RGPD et CNIL

Par décret en date du 10 décembre 2018, le gouvernement a défini les règles relatives à la communication et la diffusion de documents administratifs, au sens de l’article L300-2 du Code des Relations entre le Public et l’Administration, contenant des données à caractère personnel.

Le texte pose un cadre général et propose quelques illustrations. S’intégrant dans le champ de la directive Public Sector Information II, il entre en conflit direct avec le Règlement Général relatif à la Protection des Données (RGPD) comme l’illustrent les observations de la CNIL sur le projet de décret (Délibération n° 2018-101 du 15 mars 2018 portant avis sur projet de décret pris pour l’application de l’article 6 de la loi n° 2016-1321 du 7 octobre 2016 pour une République numérique).

 

La Commission souligne ainsi que le principe est celui de la non-communicabilité des données à caractère personnel. Elle suggère ensuite que la diffusion, à titre dérogatoire, respecte le principe de proportionnalité : ne pourraient ainsi être diffusées que « les informations strictementnécessaires à la satisfaction de l’objectif d’information du public ». La proposition d’ajout de l’adverbe n’a pas été retenue par le gouvernement, mais il témoigne de la façon dont la CNIL pourrait apprécier d’éventuelles plaintes à venir.

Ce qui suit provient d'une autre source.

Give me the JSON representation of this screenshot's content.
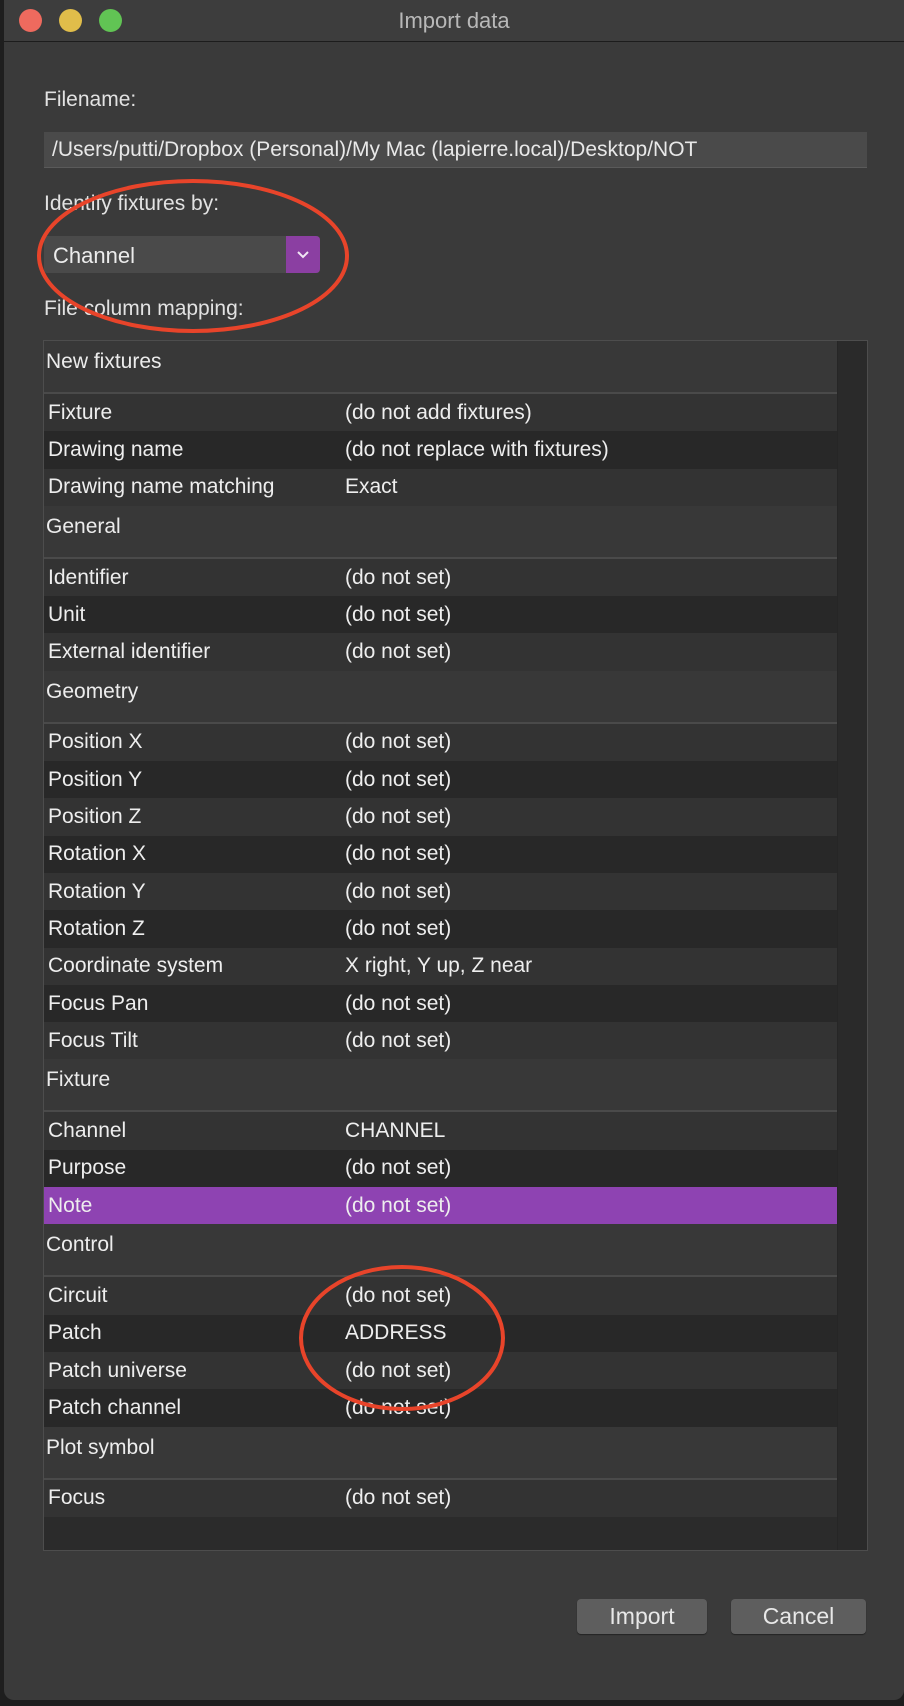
{
  "window": {
    "title": "Import data",
    "traffic_lights": {
      "close": "#ee6a5e",
      "minimize": "#e0bd4a",
      "zoom": "#61c454"
    }
  },
  "filename": {
    "label": "Filename:",
    "value": "/Users/putti/Dropbox (Personal)/My Mac (lapierre.local)/Desktop/NOT"
  },
  "identify": {
    "label": "Identify fixtures by:",
    "value": "Channel",
    "icon": "chevron-down-icon"
  },
  "mapping": {
    "label": "File column mapping:",
    "groups": [
      {
        "name": "New fixtures",
        "rows": [
          [
            "Fixture",
            "(do not add fixtures)"
          ],
          [
            "Drawing name",
            "(do not replace with fixtures)"
          ],
          [
            "Drawing name matching",
            "Exact"
          ]
        ]
      },
      {
        "name": "General",
        "rows": [
          [
            "Identifier",
            "(do not set)"
          ],
          [
            "Unit",
            "(do not set)"
          ],
          [
            "External identifier",
            "(do not set)"
          ]
        ]
      },
      {
        "name": "Geometry",
        "rows": [
          [
            "Position X",
            "(do not set)"
          ],
          [
            "Position Y",
            "(do not set)"
          ],
          [
            "Position Z",
            "(do not set)"
          ],
          [
            "Rotation X",
            "(do not set)"
          ],
          [
            "Rotation Y",
            "(do not set)"
          ],
          [
            "Rotation Z",
            "(do not set)"
          ],
          [
            "Coordinate system",
            "X right, Y up, Z near"
          ],
          [
            "Focus Pan",
            "(do not set)"
          ],
          [
            "Focus Tilt",
            "(do not set)"
          ]
        ]
      },
      {
        "name": "Fixture",
        "rows": [
          [
            "Channel",
            "CHANNEL"
          ],
          [
            "Purpose",
            "(do not set)"
          ],
          [
            "Note",
            "(do not set)"
          ]
        ]
      },
      {
        "name": "Control",
        "rows": [
          [
            "Circuit",
            "(do not set)"
          ],
          [
            "Patch",
            "ADDRESS"
          ],
          [
            "Patch universe",
            "(do not set)"
          ],
          [
            "Patch channel",
            "(do not set)"
          ]
        ]
      },
      {
        "name": "Plot symbol",
        "rows": [
          [
            "Focus",
            "(do not set)"
          ]
        ]
      }
    ],
    "selected_row": "Note"
  },
  "buttons": {
    "import": "Import",
    "cancel": "Cancel"
  },
  "colors": {
    "accent": "#8e43b2",
    "annotation": "#e8442a"
  }
}
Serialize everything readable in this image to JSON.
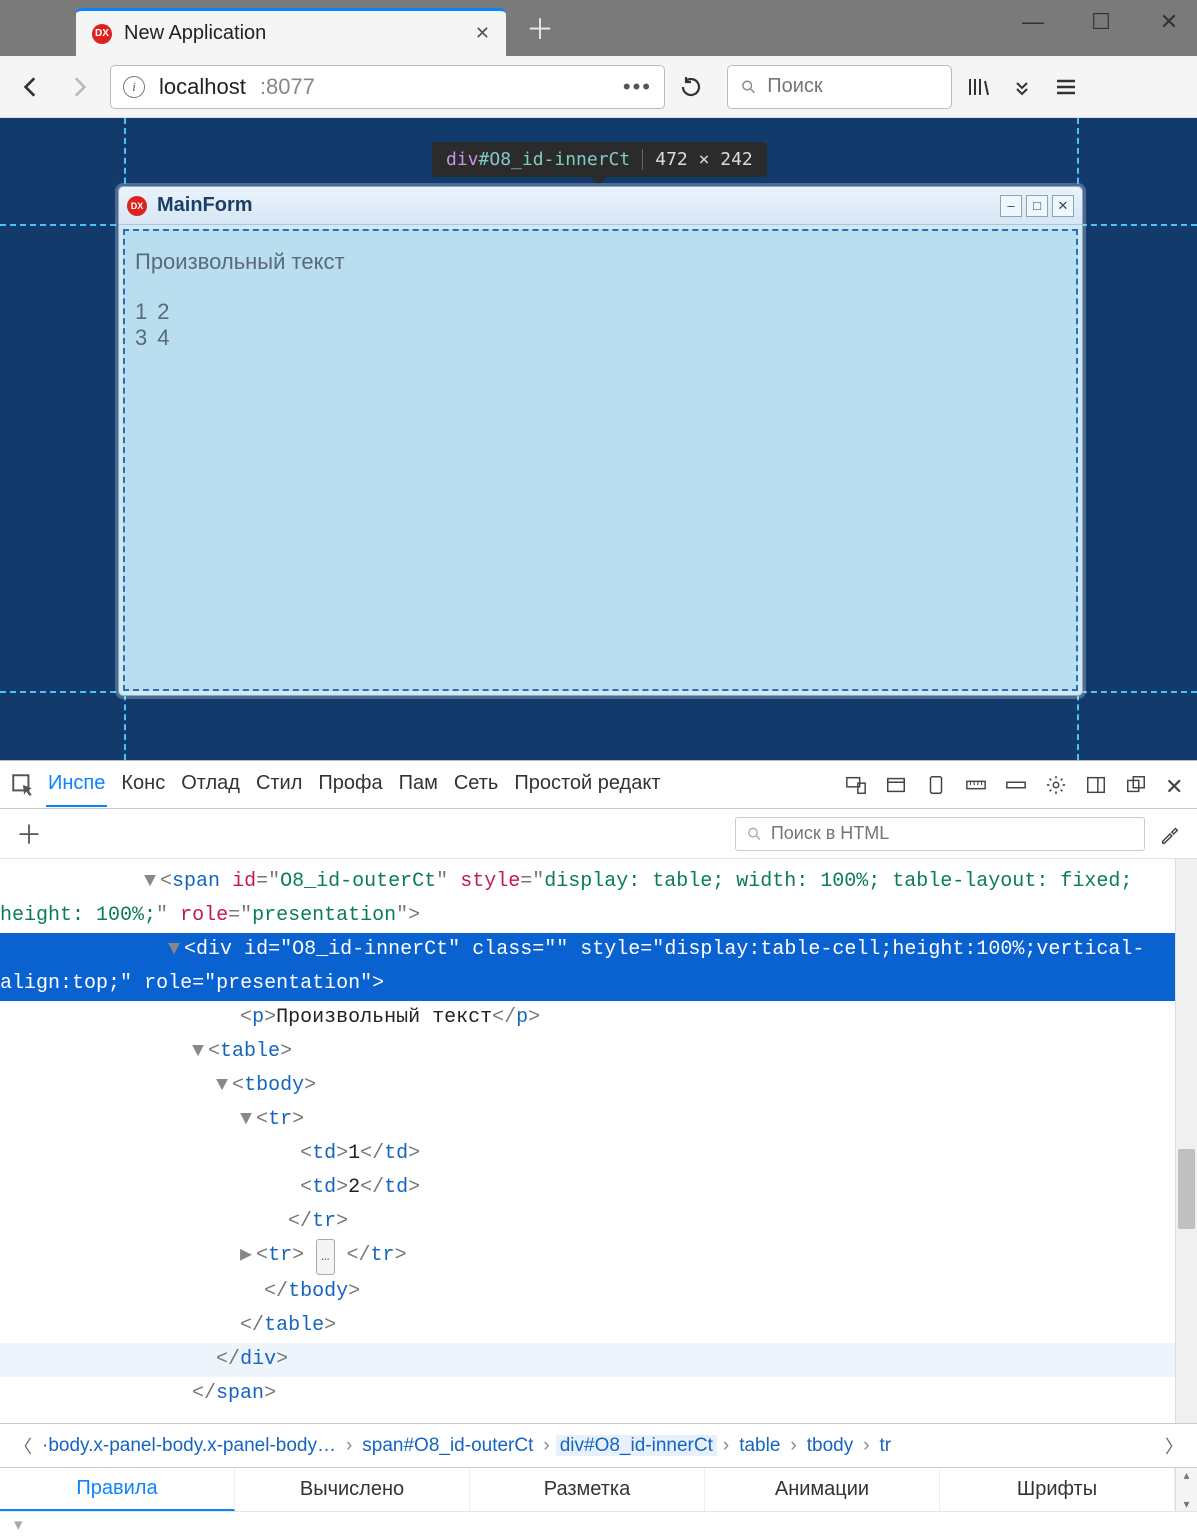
{
  "browser": {
    "tab_title": "New Application",
    "url_host": "localhost",
    "url_port": ":8077",
    "search_placeholder": "Поиск"
  },
  "inspect_tooltip": {
    "selector_tag": "div",
    "selector_id": "#O8_id-innerCt",
    "dimensions": "472 × 242"
  },
  "mainform": {
    "title": "MainForm",
    "text_p": "Произвольный текст",
    "table": [
      [
        "1",
        "2"
      ],
      [
        "3",
        "4"
      ]
    ]
  },
  "devtools": {
    "tabs": [
      "Инспе",
      "Конс",
      "Отлад",
      "Стил",
      "Профа",
      "Пам",
      "Сеть",
      "Простой редакт"
    ],
    "active_tab": 0,
    "html_search_placeholder": "Поиск в HTML",
    "dom": {
      "l0": {
        "indent": 116,
        "twisty": "▼",
        "pre": "<",
        "tag": "span",
        "attrs": [
          [
            "id",
            "O8_id-outerCt"
          ],
          [
            "style",
            "display: table; width: 100%; table-layout: fixed; height: 100%;"
          ],
          [
            "role",
            "presentation"
          ]
        ],
        "post": ">",
        "wrap_indent": 140
      },
      "l1": {
        "indent": 138,
        "twisty": "▼",
        "pre": "<",
        "tag": "div",
        "attrs": [
          [
            "id",
            "O8_id-innerCt"
          ],
          [
            "class",
            ""
          ],
          [
            "style",
            "display:table-cell;height:100%;vertical-align:top;"
          ],
          [
            "role",
            "presentation"
          ]
        ],
        "post": ">",
        "selected": true,
        "wrap_indent": 160
      },
      "l2": {
        "indent": 176,
        "raw_open": "<p>",
        "text": "Произвольный текст",
        "raw_close": "</p>"
      },
      "l3": {
        "indent": 158,
        "twisty": "▼",
        "pre": "<",
        "tag": "table",
        "post": ">"
      },
      "l4": {
        "indent": 178,
        "twisty": "▼",
        "pre": "<",
        "tag": "tbody",
        "post": ">"
      },
      "l5": {
        "indent": 198,
        "twisty": "▼",
        "pre": "<",
        "tag": "tr",
        "post": ">"
      },
      "l6": {
        "indent": 232,
        "raw_open": "<td>",
        "text": "1",
        "raw_close": "</td>"
      },
      "l7": {
        "indent": 232,
        "raw_open": "<td>",
        "text": "2",
        "raw_close": "</td>"
      },
      "l8": {
        "indent": 216,
        "close": "tr"
      },
      "l9": {
        "indent": 198,
        "twisty": "▶",
        "pre": "<",
        "tag": "tr",
        "post": ">",
        "ellipsis": true,
        "close_inline": "tr"
      },
      "l10": {
        "indent": 196,
        "close": "tbody"
      },
      "l11": {
        "indent": 176,
        "close": "table"
      },
      "l12": {
        "indent": 158,
        "close": "div",
        "hovered": true
      },
      "l13": {
        "indent": 138,
        "close": "span"
      }
    },
    "breadcrumbs": [
      "·body.x-panel-body.x-panel-body…",
      "span#O8_id-outerCt",
      "div#O8_id-innerCt",
      "table",
      "tbody",
      "tr"
    ],
    "breadcrumbs_selected": 2,
    "subpanel_tabs": [
      "Правила",
      "Вычислено",
      "Разметка",
      "Анимации",
      "Шрифты"
    ],
    "subpanel_active": 0
  }
}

Au titre des documents communicables malgré la présence de données personnelles figurent ceux « nécessaires à l’information du public relatifs aux conditions d’organisation de l’administration », tels que les organigrammes, les annuaires des administrations et la liste des personnes inscrites à un tableau d’avancement ou sur une liste d’aptitude pour l’accès à un échelon, un grade ou un corps ou cadre d’emplois de la fonction publique. Alors que le texte laisse à penser que la diffusion est libre, la CNIL a suggéré plusieurs restrictions. Selon elle, les organigrammes et annuaires ne pourraient être communiqués « que dans une forme particulière, à savoir en l’absence des extensions téléphoniques des agents et des adresses professionnelles électroniques de ces derniers qui relèvent de la vie privée » et que seuls devraient pouvoir figurer dans ces documents les agents ayant un lien immédiat avec le public ou exerçant des responsabilités particulières. Les administrations sollicitées pourraient donc devoir procéder à une anonymisation partielle des organigrammes et annuaires.

Autre point d’attention, concernant les « documents nécessaires à l’information du public relatifs aux activités soumises à des formalités prévues par des dispositions législatives ou réglementaires notamment, en matière d’urbanisme, d’occupation du domaine public et de protection des données à caractère personnel ». Cet ajout tend à suggérer que la présence de données à caractère personnel dans le registre de traitement du délégué à la protection des données n’empêche pas de communiquer le document. Le DPD devrait donc lui-même respecter le principe de minimisation des données, lorsqu’il établit son registre.

Sont également visés les documents nécessaires « à l’information du public relatifs à l’enseignement et la recherche ». L’illustration proposée ici, à savoir les résultats obtenus par les candidats aux examens et concours administratifs ou conduisant à la délivrance des diplômes nationaux, ne permet pas de déterminer avec précision le champ de la communicabilité. La prudence semble ici de rigueur.

 

Reste à savoir comment le conflit entre la directive PSI II et le RGPD sera arbitré.

La sécurité juridique des administrations conduit à recommander d’interpréter le décret en tenant compte des observations de la CNIL. Les sanctions pouvant être prononcées par la CNIL sont en effet nettement plus lourdes que celles constatées en matière de refus de communication de documents administratifs.

Cette recommandation pratique ne résout pas la difficulté juridique.

Rappelons ainsi, à propos de la demande de la CNIL d’anonymiser les données relatives aux agents « n’ayant pas de lien immédiat avec le public ou n’exerçant pas de responsabilités particulières », que le Conseil d’Etat, la Cour de Cassation et la Cour Européenne des Droits de l’Hommes ont considéré que la diffusion du nom et du prénom d’un salarié ou d’un agent (CE, 30 mars 1990, n° 90237[1]) ou d’informations anodines (Civ. 1ère, 3 avril 2002, n° 99-19852 ; Civ. 2ème, 19 février 2004, n° 02-11122 ; Civ. 1ère, 8 juillet 2004, n° 02-17458) ne portaient pas en soi atteinte à la vie privée.

Face à cette évidente contradiction ou interprétation possible, il faudra non seulement faire preuve de vigilance mais également être accompagné juridiquement afin de définir la conduite à tenir dans chaque situation.

[1]« Considérant que la partie d’un contrat administratif mentionnant les nom et prénoms du cocontractant ne constitue pas, par elle-même, un document de caractère nominatif au sens de l’article 1er précité de la loi du 17 juillet 1978 ;».